L’éducation aux risques du jeu vise à normaliser le dialogue sur ce problème comme on l’a fait pour le tabac, la drogue et l’alcool. Le jeu compulsif est toutefois un problème plus difficile à traiter, parce qu’il peut rester longtemps invisible.

Comme l’explique David Horricks : « Il faut que le joueur compulsif atteigne un stade très aigu pour que les gens ne puissent plus nier l’existence d’un problème. Une jeune personne peut avoir un comportement de retrait envers ses parents pour une foule de raisons; nous devons alors lui poser des questions au sujet de ses activités. « Cette conversation est nécessaire. Tes amis jouent-ils à des jeux d’argent? Joues-tu toi aussi, en parles-tu avec eux? Y a-t-il des jeux de hasard parmi tes jeux vidéo? Que penses-tu de tout cela? »

Les ados risquent davantage que la population adulte de devenir des joueurs pathologiques, mais parmi eux, les jeunes hommes sont les plus à risque. Comme le formule M. Horricks : « Ils prennent des risques et ils se croient à l’épreuve de tout. » Il ajoute : « Il y a des jeunes qui croient pouvoir financer leurs études par le jeu. Ils se pensent capables d’émuler le succès des joueurs de haut niveau qui gagnent de fortes sommes au poker. « C’est de la bravade, c’est plutôt cool et sexy, mais le jeune homme court un risque à chacun de ses comportements risqués. Le jeu n’est qu’un de ces comportements parmi d’autres. »
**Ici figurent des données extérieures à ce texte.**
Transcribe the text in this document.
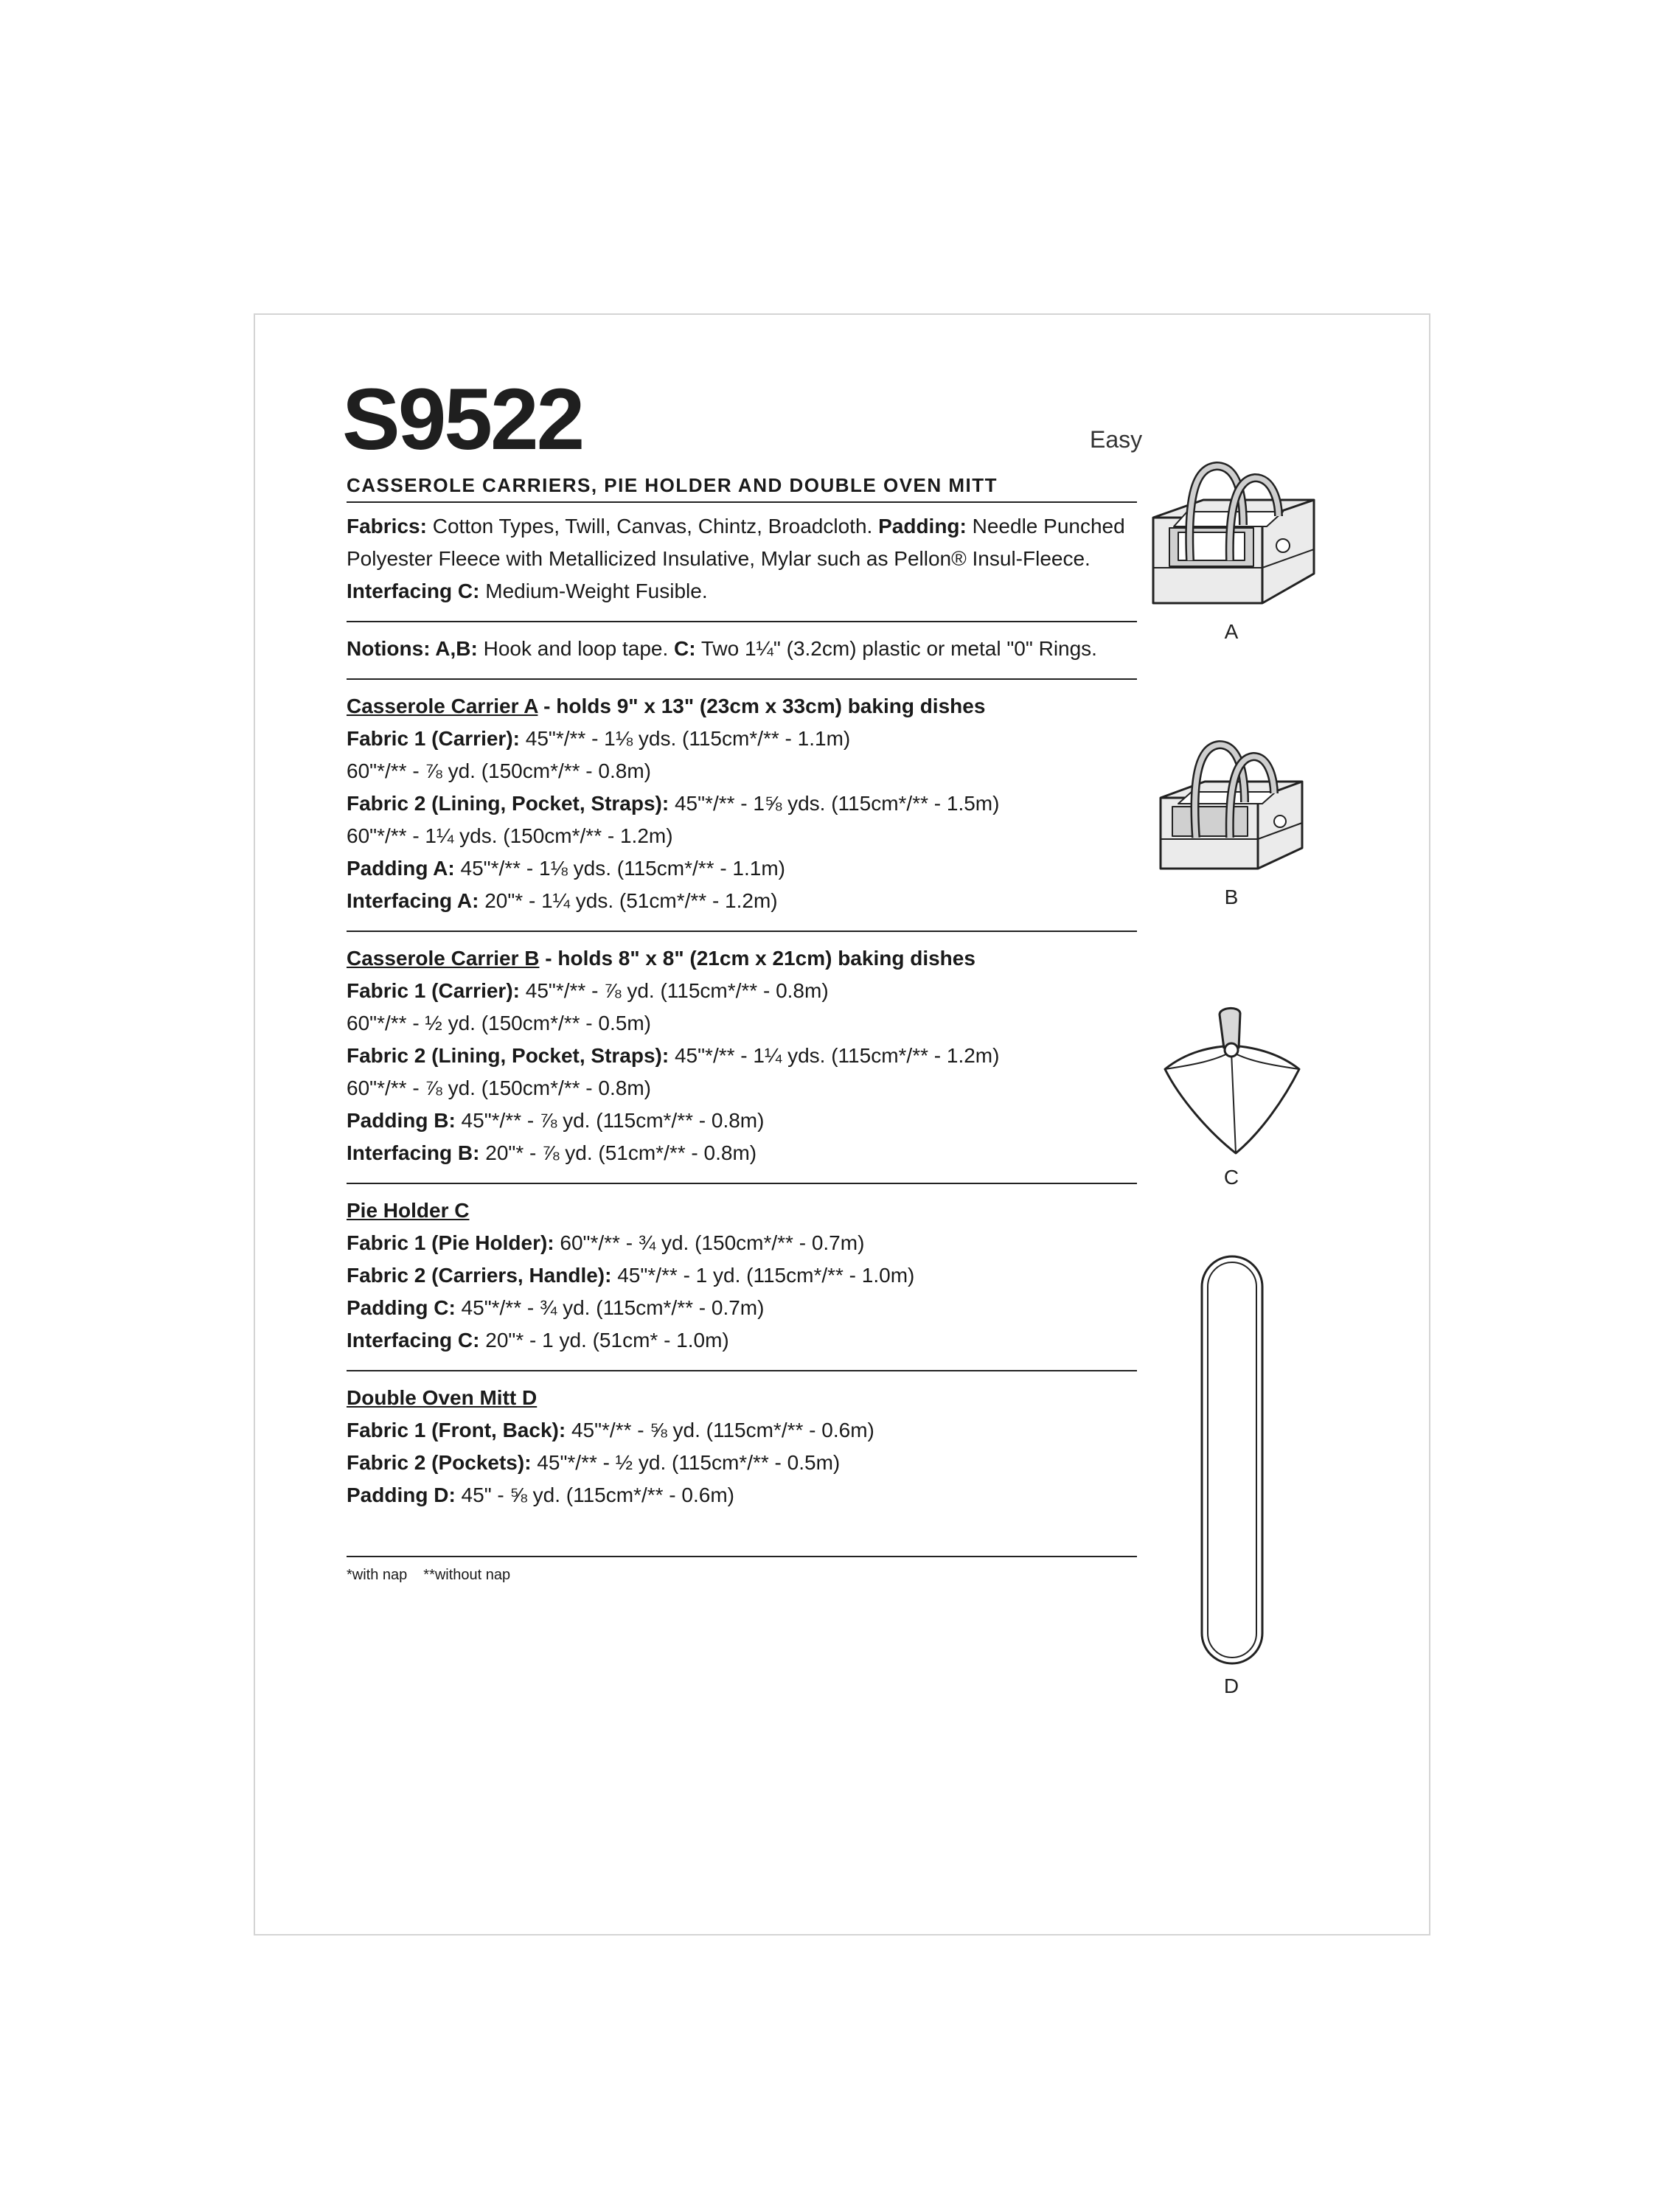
S9522	Easy
CASSEROLE CARRIERS, PIE HOLDER AND DOUBLE OVEN MITT
Fabrics: Cotton Types, Twill, Canvas, Chintz, Broadcloth. Padding: Needle Punched
Polyester Fleece with Metallicized Insulative, Mylar such as Pellon® Insul-Fleece.
Interfacing C: Medium-Weight Fusible.
Notions: A,B: Hook and loop tape. C: Two 1¼" (3.2cm) plastic or metal "0" Rings.
Casserole Carrier A - holds 9" x 13" (23cm x 33cm) baking dishes
Fabric 1 (Carrier): 45"*/** - 1⅛ yds. (115cm*/** - 1.1m)
60"*/** - ⅞ yd. (150cm*/** - 0.8m)
Fabric 2 (Lining, Pocket, Straps): 45"*/** - 1⅝ yds. (115cm*/** - 1.5m)
60"*/** - 1¼ yds. (150cm*/** - 1.2m)
Padding A: 45"*/** - 1⅛ yds. (115cm*/** - 1.1m)
Interfacing A: 20"* - 1¼ yds. (51cm*/** - 1.2m)
Casserole Carrier B - holds 8" x 8" (21cm x 21cm) baking dishes
Fabric 1 (Carrier): 45"*/** - ⅞ yd. (115cm*/** - 0.8m)
60"*/** - ½ yd. (150cm*/** - 0.5m)
Fabric 2 (Lining, Pocket, Straps): 45"*/** - 1¼ yds. (115cm*/** - 1.2m)
60"*/** - ⅞ yd. (150cm*/** - 0.8m)
Padding B: 45"*/** - ⅞ yd. (115cm*/** - 0.8m)
Interfacing B: 20"* - ⅞ yd. (51cm*/** - 0.8m)
Pie Holder C
Fabric 1 (Pie Holder): 60"*/** - ¾ yd. (150cm*/** - 0.7m)
Fabric 2 (Carriers, Handle): 45"*/** - 1 yd. (115cm*/** - 1.0m)
Padding C: 45"*/** - ¾ yd. (115cm*/** - 0.7m)
Interfacing C: 20"* - 1 yd. (51cm* - 1.0m)
Double Oven Mitt D
Fabric 1 (Front, Back): 45"*/** - ⅝ yd. (115cm*/** - 0.6m)
Fabric 2 (Pockets): 45"*/** - ½ yd. (115cm*/** - 0.5m)
Padding D: 45" - ⅝ yd. (115cm*/** - 0.6m)
*with nap **without nap
A
B
C
D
Ce sont surtout la disposition des ados à prendre des risques et le caractère émergent de leurs facultés cognitives à prendre des décisions qui expliquent le risque particulier qu’ils courent de développer une dépendance au jeu. « Le fait que certaines personnes qui commencent à jouer ont du mal à s’arrêter découle d’un problème développemental », explique le professeur Jeffrey Derevensky, directeur du Centre international d’étude sur le jeu et les comportements à risque chez les jeunes de l’Université McGill, à Montréal.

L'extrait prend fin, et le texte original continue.